The literature review was carried out in the context of housing design. The review found the following gaps in knowledge:
- General lack of literature on co-designing with people with an intellectual disability
- No specific literature encapsulating the co-design process, in the context of intellectual disability, and housing
- No frameworks or benchmarks on co-design with people with disability
- Lack of evaluation of the design outcomes of co-design process
- Lack of research that can assist parents plan for their ageing children.
Housing design for people with physical disabilities has evolved over time and is not easily adapted to suit people with intellectual disability. There is also a need to consider people with both intellectual and physical disability.
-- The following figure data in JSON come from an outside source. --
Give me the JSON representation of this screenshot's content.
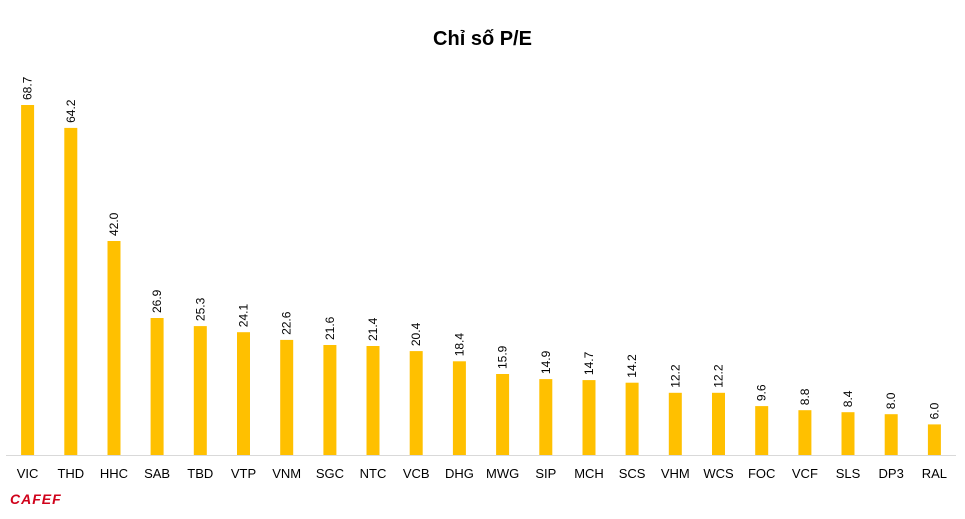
{
  "logo_text": "CAFEF",
  "colors": {
    "bar": "#FFC000",
    "axis": "#d9d9d9",
    "text": "#000000",
    "logo": "#d0021b"
  },
  "chart_data": {
    "type": "bar",
    "title": "Chỉ số P/E",
    "xlabel": "",
    "ylabel": "",
    "grid": false,
    "legend": "none",
    "ylim": [
      0,
      72
    ],
    "categories": [
      "VIC",
      "THD",
      "HHC",
      "SAB",
      "TBD",
      "VTP",
      "VNM",
      "SGC",
      "NTC",
      "VCB",
      "DHG",
      "MWG",
      "SIP",
      "MCH",
      "SCS",
      "VHM",
      "WCS",
      "FOC",
      "VCF",
      "SLS",
      "DP3",
      "RAL"
    ],
    "values": [
      68.7,
      64.2,
      42.0,
      26.9,
      25.3,
      24.1,
      22.6,
      21.6,
      21.4,
      20.4,
      18.4,
      15.9,
      14.9,
      14.7,
      14.2,
      12.2,
      12.2,
      9.6,
      8.8,
      8.4,
      8.0,
      6.0
    ],
    "data_labels": [
      "68.7",
      "64.2",
      "42.0",
      "26.9",
      "25.3",
      "24.1",
      "22.6",
      "21.6",
      "21.4",
      "20.4",
      "18.4",
      "15.9",
      "14.9",
      "14.7",
      "14.2",
      "12.2",
      "12.2",
      "9.6",
      "8.8",
      "8.4",
      "8.0",
      "6.0"
    ]
  }
}
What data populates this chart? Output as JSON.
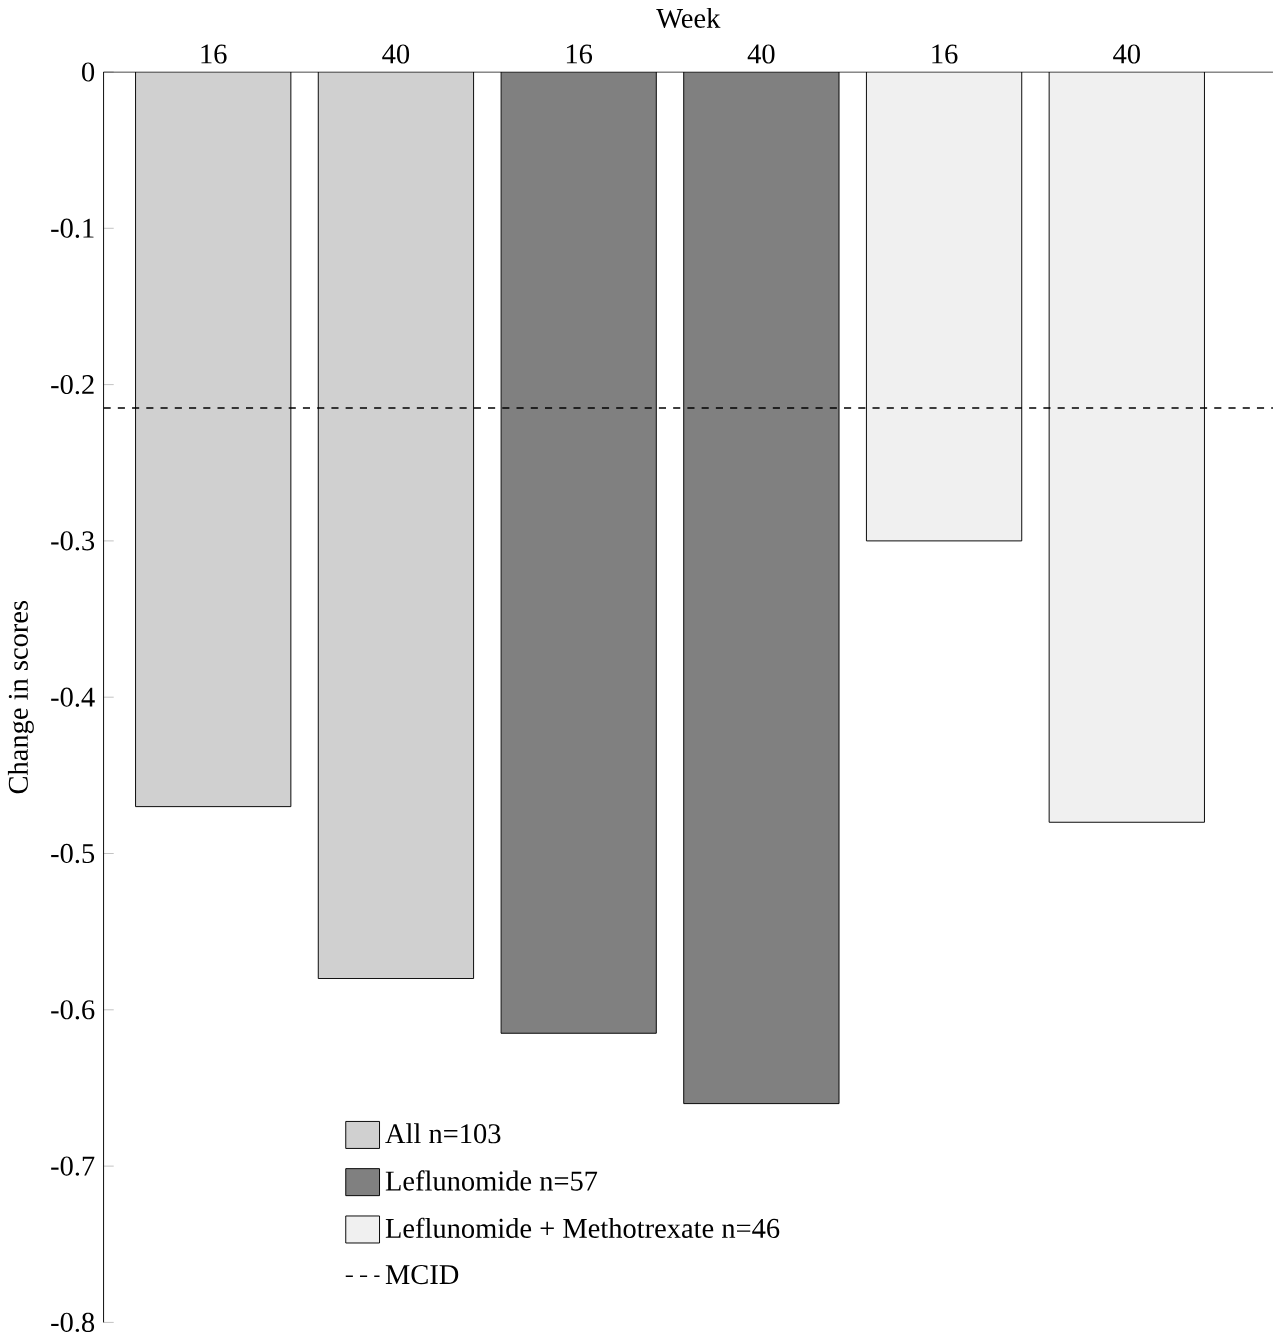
{
  "chart_data": {
    "type": "bar",
    "xlabel": "Week",
    "ylabel": "Change in scores",
    "categories": [
      "16",
      "40",
      "16",
      "40",
      "16",
      "40"
    ],
    "series": [
      {
        "name": "All n=103",
        "color": "#d0d0d0",
        "values": [
          -0.47,
          -0.58,
          null,
          null,
          null,
          null
        ]
      },
      {
        "name": "Leflunomide n=57",
        "color": "#808080",
        "values": [
          null,
          null,
          -0.615,
          -0.66,
          null,
          null
        ]
      },
      {
        "name": "Leflunomide + Methotrexate n=46",
        "color": "#f0f0f0",
        "values": [
          null,
          null,
          null,
          null,
          -0.3,
          -0.48
        ]
      }
    ],
    "ylim": [
      -0.8,
      0
    ],
    "yticks": [
      0,
      -0.1,
      -0.2,
      -0.3,
      -0.4,
      -0.5,
      -0.6,
      -0.7,
      -0.8
    ],
    "ref_lines": [
      {
        "axis": "y",
        "value": -0.215,
        "label": "MCID",
        "line_style": "dashed",
        "color": "#000000"
      }
    ],
    "legend": "bottom left"
  }
}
Related work: A research project undertaken by the University of Technology (UTS) recruited researchers with intellectual disability to participate in all aspects of designing and carrying out social inclusion research. This was a key step for informing the research process.
Background: This paper provides an evidence base for practice in Australia from an integrative literature review of research on co-designing housing with people with an intellectual disability. The study asks: what methods and outcomes have been reported from including people with an intellectual disability in the co-design of their housing?
Method: The integrative review framework described by Whitemore and Knafl (2005) was used to analyse the literature.
Results: The literature searches yielded 16 articles after applying inclusion and exclusion criteria. Important gaps in the literature were found relating to: co-designing with people with an intellectual disability; the co-designing of housing with people with an intellectual disability; specific frameworks or benchmarks for co-designing with people with an intellectual disability; processes on use of proxies; and on design outcomes.
Conclusions: Considerable work is required to explore and evaluate co-design processes in the design of housing with adults with intellectual disabilities, as well as how the outcomes of these processes are evaluated.